A quarter of Wall Street executives see wrongdoing as a key to success, according to a survey by whistleblower law firm Labaton Sucharow released on Tuesday.
In a survey of 500 senior executives in the United States and the UK, 26 percent of respondents said they had observed or had firsthand knowledge of wrongdoing in the workplace, while 24 percent (who were willing to admit it) said they believed financial services professionals may need to engage in unethical or illegal conduct to be successful. You can most likely presume that the number who actually do this is much higher.
Sixteen percent of respondents said they would commit insider trading if they could get away with it, according to Labaton Sucharow. And 30 percent said their compensation plans created pressure to compromise ethical standards or violate the law.

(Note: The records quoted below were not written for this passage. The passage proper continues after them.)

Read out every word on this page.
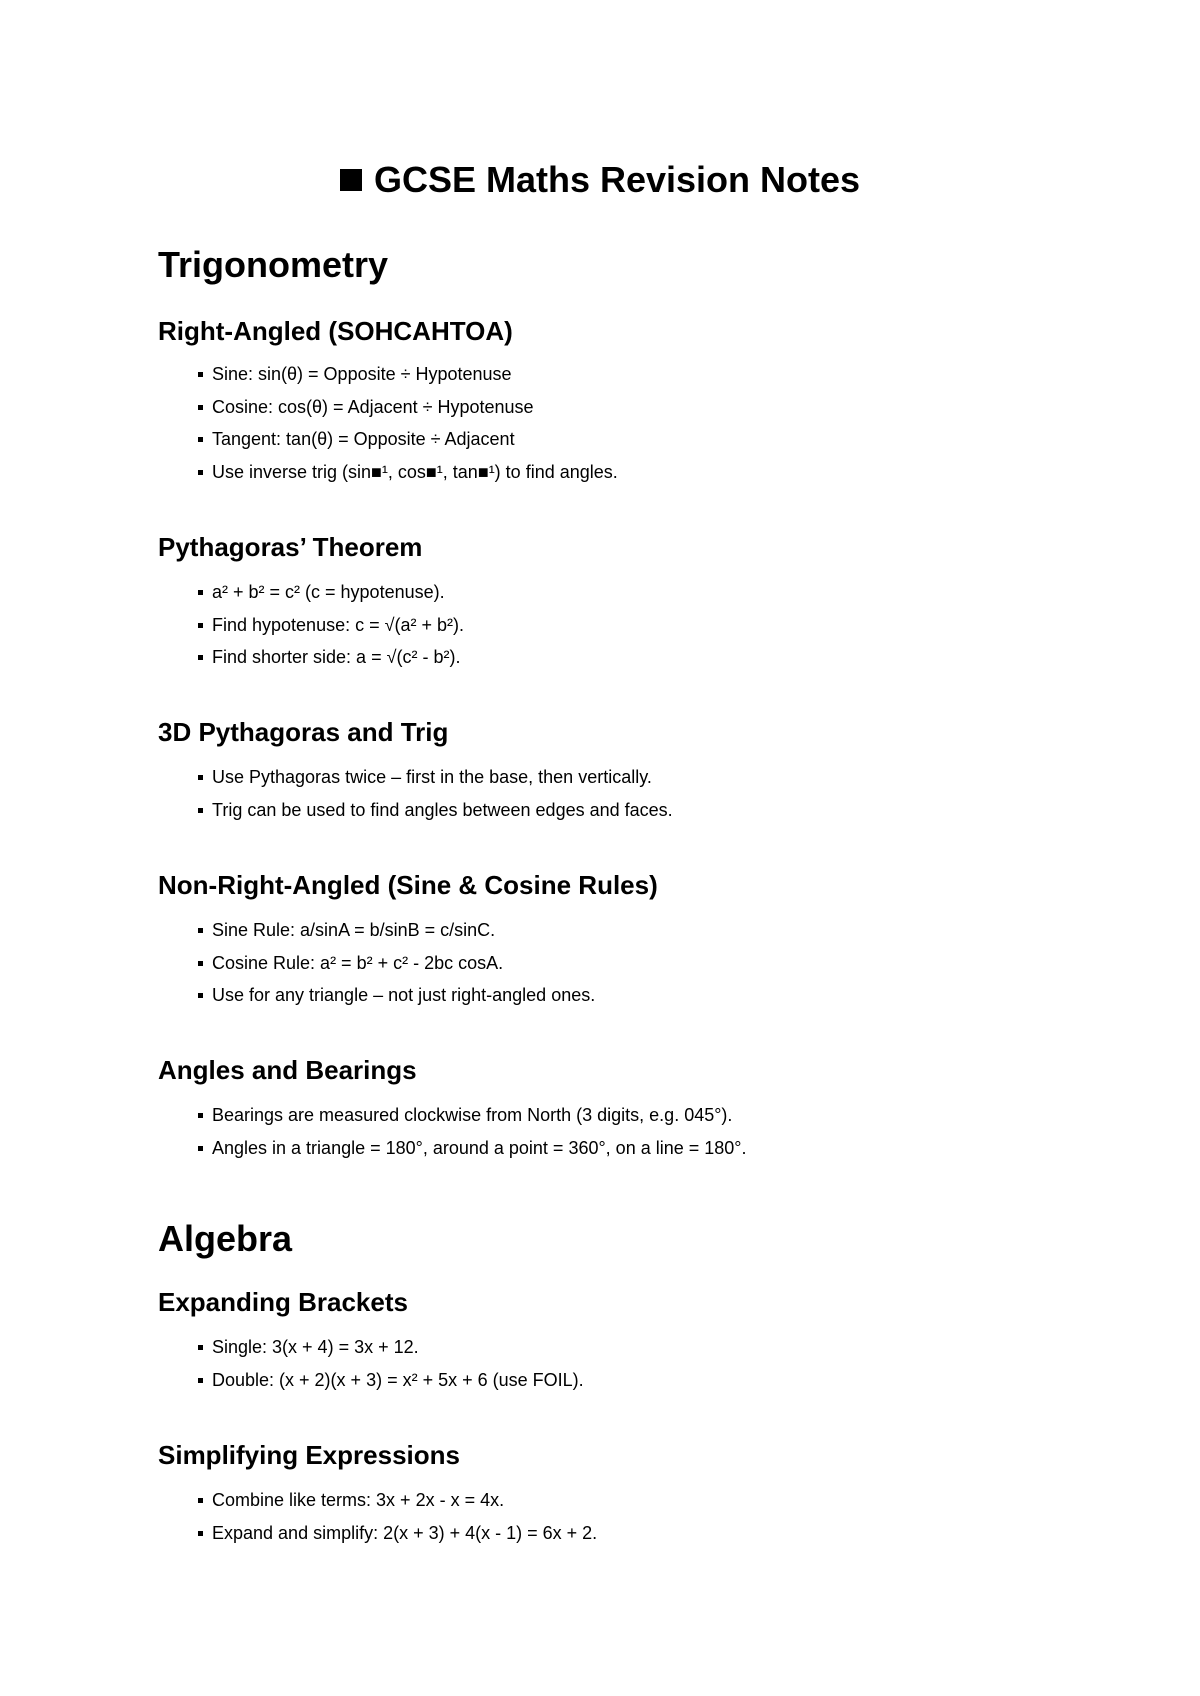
GCSE Maths Revision Notes
Trigonometry
Right-Angled (SOHCAHTOA)
Sine: sin(θ) = Opposite ÷ Hypotenuse
Cosine: cos(θ) = Adjacent ÷ Hypotenuse
Tangent: tan(θ) = Opposite ÷ Adjacent
Use inverse trig (sin■¹, cos■¹, tan■¹) to find angles.
Pythagoras’ Theorem
a² + b² = c² (c = hypotenuse).
Find hypotenuse: c = √(a² + b²).
Find shorter side: a = √(c² - b²).
3D Pythagoras and Trig
Use Pythagoras twice – first in the base, then vertically.
Trig can be used to find angles between edges and faces.
Non-Right-Angled (Sine & Cosine Rules)
Sine Rule: a/sinA = b/sinB = c/sinC.
Cosine Rule: a² = b² + c² - 2bc cosA.
Use for any triangle – not just right-angled ones.
Angles and Bearings
Bearings are measured clockwise from North (3 digits, e.g. 045°).
Angles in a triangle = 180°, around a point = 360°, on a line = 180°.
Algebra
Expanding Brackets
Single: 3(x + 4) = 3x + 12.
Double: (x + 2)(x + 3) = x² + 5x + 6 (use FOIL).
Simplifying Expressions
Combine like terms: 3x + 2x - x = 4x.
Expand and simplify: 2(x + 3) + 4(x - 1) = 6x + 2.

"When misconduct is common and accepted by financial services professionals, the integrity of our entire financial system is at risk," Jordan Thomas, partner and chair of Labaton Sucharow's whistleblower representation practice, said in a statement.
The survey's release comes as the fallout from Barclays PLC's Libor-rigging scandal continues and other banks including Citigroup Inc, HSBC Holdings PLC, Royal Bank of Scotland Group PLC and UBS AG await the outcome of an industry-wide probe.
"Win at any cost, screw anyone so long as you get your's, any means justifies the end." Has this become the motto of America? Is the only reason Bernie Madoff went to jail is that he stole from the 1%?